After many American schools moved learning online in the spring, students and teachers turned to TikTok to commiserate about the struggles of being an educator. Students hosted livestreamed study sessions where they helped each other with homework and used TikTok to share homework and online learning hacks with their peers. In June, TikTok introduced an education initiative and said it would work with hundreds of experts and institutions to produce educational content for the platform.

Beyond keeping teachers and students connected, the app fostered friendships and romances across distances enhanced by a year of limited travel. It also helped parents commiserate over the challenges of caring for children and navigating adulthood.

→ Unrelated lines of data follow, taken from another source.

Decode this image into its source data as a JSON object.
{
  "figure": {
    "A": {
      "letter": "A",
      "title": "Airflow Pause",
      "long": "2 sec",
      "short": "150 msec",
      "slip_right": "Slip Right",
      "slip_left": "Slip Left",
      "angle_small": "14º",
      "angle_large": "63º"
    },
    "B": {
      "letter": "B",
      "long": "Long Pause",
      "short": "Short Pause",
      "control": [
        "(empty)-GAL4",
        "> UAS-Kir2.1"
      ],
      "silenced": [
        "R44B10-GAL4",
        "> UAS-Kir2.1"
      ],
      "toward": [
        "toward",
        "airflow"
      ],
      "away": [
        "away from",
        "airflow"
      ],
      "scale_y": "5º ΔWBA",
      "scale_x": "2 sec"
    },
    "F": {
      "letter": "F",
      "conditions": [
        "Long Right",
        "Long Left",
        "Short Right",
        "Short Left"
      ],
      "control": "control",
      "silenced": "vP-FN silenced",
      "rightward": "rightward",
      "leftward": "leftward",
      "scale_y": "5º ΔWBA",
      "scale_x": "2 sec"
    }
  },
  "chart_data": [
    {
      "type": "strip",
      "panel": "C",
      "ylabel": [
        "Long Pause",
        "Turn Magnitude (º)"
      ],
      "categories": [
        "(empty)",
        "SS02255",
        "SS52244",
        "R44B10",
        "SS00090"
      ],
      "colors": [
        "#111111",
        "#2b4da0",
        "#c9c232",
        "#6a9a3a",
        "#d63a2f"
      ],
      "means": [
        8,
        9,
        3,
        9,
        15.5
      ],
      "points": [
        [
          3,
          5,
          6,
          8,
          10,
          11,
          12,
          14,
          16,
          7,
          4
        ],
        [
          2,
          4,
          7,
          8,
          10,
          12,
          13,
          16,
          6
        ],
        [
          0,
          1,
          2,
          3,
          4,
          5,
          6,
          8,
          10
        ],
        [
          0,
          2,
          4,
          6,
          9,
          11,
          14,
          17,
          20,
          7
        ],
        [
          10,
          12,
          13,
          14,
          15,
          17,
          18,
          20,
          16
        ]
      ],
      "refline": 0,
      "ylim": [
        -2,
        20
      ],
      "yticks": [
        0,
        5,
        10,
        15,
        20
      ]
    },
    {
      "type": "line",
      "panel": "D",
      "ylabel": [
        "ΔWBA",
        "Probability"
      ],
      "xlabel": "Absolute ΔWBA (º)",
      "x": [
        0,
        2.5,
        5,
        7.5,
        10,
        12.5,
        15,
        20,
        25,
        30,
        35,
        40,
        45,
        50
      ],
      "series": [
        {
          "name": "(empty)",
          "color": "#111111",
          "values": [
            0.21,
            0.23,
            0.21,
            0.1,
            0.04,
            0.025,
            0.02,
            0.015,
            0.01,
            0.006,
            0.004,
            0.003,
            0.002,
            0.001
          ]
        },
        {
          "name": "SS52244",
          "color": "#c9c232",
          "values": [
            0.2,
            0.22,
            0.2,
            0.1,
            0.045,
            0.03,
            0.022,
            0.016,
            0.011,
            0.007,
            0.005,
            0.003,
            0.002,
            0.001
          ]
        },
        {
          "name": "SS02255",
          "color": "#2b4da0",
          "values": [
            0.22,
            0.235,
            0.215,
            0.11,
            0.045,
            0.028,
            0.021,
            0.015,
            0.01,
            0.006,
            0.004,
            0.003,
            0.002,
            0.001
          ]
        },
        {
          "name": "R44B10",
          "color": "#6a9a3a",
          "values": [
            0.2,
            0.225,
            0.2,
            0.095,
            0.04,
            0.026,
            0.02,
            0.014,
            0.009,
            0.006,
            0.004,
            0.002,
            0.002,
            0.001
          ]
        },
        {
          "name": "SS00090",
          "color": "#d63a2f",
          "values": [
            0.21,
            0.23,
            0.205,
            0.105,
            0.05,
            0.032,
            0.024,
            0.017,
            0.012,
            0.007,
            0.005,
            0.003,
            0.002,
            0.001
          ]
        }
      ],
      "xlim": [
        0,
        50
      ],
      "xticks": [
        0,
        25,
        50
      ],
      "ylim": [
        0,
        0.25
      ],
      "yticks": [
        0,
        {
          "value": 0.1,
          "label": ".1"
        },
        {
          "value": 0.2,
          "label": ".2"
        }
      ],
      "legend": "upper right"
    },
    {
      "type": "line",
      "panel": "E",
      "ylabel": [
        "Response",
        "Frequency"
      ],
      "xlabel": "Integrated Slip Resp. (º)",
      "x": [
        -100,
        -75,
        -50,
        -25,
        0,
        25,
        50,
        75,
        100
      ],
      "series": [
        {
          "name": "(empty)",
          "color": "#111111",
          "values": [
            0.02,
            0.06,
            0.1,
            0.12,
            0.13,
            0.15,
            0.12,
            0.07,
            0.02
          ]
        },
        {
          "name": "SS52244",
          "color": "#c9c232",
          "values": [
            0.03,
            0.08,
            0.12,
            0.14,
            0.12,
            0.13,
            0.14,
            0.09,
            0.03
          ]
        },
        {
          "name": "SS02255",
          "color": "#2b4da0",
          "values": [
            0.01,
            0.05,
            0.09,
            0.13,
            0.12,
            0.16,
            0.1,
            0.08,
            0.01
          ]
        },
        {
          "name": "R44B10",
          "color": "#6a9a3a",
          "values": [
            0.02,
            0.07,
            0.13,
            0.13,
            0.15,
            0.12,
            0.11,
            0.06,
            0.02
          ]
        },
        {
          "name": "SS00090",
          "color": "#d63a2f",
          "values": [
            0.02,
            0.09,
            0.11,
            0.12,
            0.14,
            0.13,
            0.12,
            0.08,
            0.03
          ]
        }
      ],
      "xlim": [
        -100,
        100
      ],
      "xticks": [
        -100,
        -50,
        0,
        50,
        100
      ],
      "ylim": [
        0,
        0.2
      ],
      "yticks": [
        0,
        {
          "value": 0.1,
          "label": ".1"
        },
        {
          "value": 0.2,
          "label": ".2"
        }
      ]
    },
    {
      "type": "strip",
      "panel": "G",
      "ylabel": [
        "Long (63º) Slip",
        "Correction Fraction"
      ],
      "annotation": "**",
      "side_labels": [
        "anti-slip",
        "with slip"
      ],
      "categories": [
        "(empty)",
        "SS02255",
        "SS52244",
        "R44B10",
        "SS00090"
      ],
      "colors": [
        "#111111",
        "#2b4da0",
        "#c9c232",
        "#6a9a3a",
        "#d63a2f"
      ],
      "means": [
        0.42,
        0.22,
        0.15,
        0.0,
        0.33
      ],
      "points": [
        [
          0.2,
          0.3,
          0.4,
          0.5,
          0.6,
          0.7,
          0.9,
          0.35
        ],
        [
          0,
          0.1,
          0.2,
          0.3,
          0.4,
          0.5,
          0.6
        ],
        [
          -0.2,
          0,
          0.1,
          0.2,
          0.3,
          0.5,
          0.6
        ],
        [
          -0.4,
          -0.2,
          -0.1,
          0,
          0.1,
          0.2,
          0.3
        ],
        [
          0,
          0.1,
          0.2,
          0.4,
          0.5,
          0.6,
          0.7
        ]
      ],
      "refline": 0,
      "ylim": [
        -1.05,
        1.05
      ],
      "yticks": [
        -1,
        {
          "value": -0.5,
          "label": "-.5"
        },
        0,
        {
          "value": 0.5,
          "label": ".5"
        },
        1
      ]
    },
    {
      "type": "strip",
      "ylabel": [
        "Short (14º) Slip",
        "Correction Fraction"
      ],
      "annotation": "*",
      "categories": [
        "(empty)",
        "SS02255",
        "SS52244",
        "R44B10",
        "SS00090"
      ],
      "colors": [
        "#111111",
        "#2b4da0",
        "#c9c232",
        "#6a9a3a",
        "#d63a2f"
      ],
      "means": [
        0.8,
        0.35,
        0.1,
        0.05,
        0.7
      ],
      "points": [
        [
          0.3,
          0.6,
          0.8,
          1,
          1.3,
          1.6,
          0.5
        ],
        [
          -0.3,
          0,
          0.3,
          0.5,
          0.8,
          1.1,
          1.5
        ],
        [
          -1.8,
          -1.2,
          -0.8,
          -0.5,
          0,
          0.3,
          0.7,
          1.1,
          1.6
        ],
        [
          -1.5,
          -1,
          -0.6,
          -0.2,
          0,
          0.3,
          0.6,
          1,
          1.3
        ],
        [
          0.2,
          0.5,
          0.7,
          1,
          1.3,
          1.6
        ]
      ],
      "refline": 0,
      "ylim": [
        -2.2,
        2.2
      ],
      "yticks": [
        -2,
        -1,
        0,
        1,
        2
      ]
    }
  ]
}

It Gave Us Life-Affirming Trends

One of the earliest and most visible trends on TikTok in 2020 was the Renegade, a dance choreographed by Jalaiah Harmon, 15, to the song “Lottery” by Atlanta rapper K-Camp. The dance, popularised primarily by white influencers, broke open a dialogue about Black creators and giving credit where it’s due.

In 2020, viral food culture migrated from Instagram to TikTok. The platform popularised pancake cereal, whipped coffee and carrot bacon. It also helped up-and-comers, like 18-year-old culinary darling Eitan Bernath, get discovered and taught millions stuck at home during quarantine how to cook.

TikTok songs and audio tracks provided the soundtrack to 2020. The platform lifted new artists from obscurity at a rate never seen before by the music industry. It thrust songs like Fleetwood Mac’s “Dreams” back into the spotlight and introduced new ones to mass audiences.

People feeling worn down by months of isolation and fear turned to TikTok to “manifest” a better reality, or find spiritual connection with members of religious communities and the coven of WitchTok.

Role-play and creative communities encouraged new types of self-expression. Thousands of teens began cosplaying multinational corporations and forming absurdist fandoms. Thousands more began building out an expansive, collaborative musical adaptation of Disney Pixar’s “Ratatouille.” Others constructed elaborate original story lines and scenarios as part of POV (point of view) TikTok.

At this point, who knows what 2021 will bring?